Fr., 05.07.2019

Verkehrsberuhigung der Senner Straße verschoben – Warten auf Gesetzesänderung Anwohner bezweifeln Wirkung

Erst mal tut sich an den Ortseingängen der Senner Straße nichts. Die Politik will die Gesetzesänderung abwarten.

Erst mal tut sich an den Ortseingängen der Senner Straße nichts. Die Politik will die Gesetzesänderung abwarten. Foto: Bernd Steinbacher

Von Bernd Steinbacher

Schloß Holte-Stukenbrock (WB). Seit Jahren wird mit dem Kreis verhandelt, jetzt wird eine Verkehrsberuhigung der Senner Straße in Stukenbrock-Senne verschoben. Tempo 30 ist aus rechtlichen Gründen nicht möglich.

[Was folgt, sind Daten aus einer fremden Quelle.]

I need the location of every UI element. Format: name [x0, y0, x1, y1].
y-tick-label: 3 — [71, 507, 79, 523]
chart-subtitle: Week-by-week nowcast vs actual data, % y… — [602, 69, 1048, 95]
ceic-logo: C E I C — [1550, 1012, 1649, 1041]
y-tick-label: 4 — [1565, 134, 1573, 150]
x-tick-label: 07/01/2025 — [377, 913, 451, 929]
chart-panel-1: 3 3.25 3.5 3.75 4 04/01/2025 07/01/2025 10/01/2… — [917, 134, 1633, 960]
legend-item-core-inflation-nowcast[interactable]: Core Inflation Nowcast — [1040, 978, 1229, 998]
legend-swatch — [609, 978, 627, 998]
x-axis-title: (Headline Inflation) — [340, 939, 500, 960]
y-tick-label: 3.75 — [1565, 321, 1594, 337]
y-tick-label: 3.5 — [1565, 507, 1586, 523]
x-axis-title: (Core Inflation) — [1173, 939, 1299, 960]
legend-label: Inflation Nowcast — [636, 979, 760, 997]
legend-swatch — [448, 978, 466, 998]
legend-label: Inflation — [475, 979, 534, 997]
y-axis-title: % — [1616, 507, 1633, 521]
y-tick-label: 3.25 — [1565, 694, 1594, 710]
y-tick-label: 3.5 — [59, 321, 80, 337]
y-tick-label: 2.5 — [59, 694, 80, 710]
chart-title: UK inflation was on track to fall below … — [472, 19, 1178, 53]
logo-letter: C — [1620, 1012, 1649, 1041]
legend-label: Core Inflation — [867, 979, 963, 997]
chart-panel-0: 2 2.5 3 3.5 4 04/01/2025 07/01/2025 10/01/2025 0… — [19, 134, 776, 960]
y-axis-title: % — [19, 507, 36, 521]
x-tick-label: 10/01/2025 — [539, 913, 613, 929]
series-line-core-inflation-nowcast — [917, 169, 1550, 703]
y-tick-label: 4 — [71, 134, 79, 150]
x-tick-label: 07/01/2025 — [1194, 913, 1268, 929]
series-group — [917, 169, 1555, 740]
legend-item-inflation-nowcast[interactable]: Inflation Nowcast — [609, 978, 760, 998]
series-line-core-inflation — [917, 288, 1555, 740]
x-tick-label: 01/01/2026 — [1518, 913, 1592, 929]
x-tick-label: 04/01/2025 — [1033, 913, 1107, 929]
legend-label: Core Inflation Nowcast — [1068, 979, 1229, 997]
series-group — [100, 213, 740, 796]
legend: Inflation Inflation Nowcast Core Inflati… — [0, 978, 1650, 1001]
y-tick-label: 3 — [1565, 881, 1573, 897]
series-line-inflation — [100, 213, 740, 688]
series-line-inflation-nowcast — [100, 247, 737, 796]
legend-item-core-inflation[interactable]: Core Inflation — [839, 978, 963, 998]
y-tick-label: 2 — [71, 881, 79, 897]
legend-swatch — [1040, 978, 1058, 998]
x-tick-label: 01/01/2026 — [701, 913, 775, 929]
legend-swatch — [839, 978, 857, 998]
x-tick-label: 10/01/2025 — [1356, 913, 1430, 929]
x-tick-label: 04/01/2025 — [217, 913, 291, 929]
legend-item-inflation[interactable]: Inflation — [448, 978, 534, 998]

Der Ordnungsausschuss am Mittwochabend wollte nichts gegen den Bürgerwillen beschließen. Deshalb wird, so der Kompromissvorschlag von Bürgermeister Hubert Erichlandwehr, abgewartet, was das neue Kommunalabgabengesetz an tatsächlichen Kostenentlastungen für die Anlieger bringt. Sie werden an den Ausbaukosten beteiligt und deshalb nach dem Vorliegen genauer Zahlen erneut informiert. Diesem Beschlussvorschlag folgten die Ausschussmitglieder einstimmig. Beschlossen wurde aber auch, an der vorliegenden Planung festzuhalten.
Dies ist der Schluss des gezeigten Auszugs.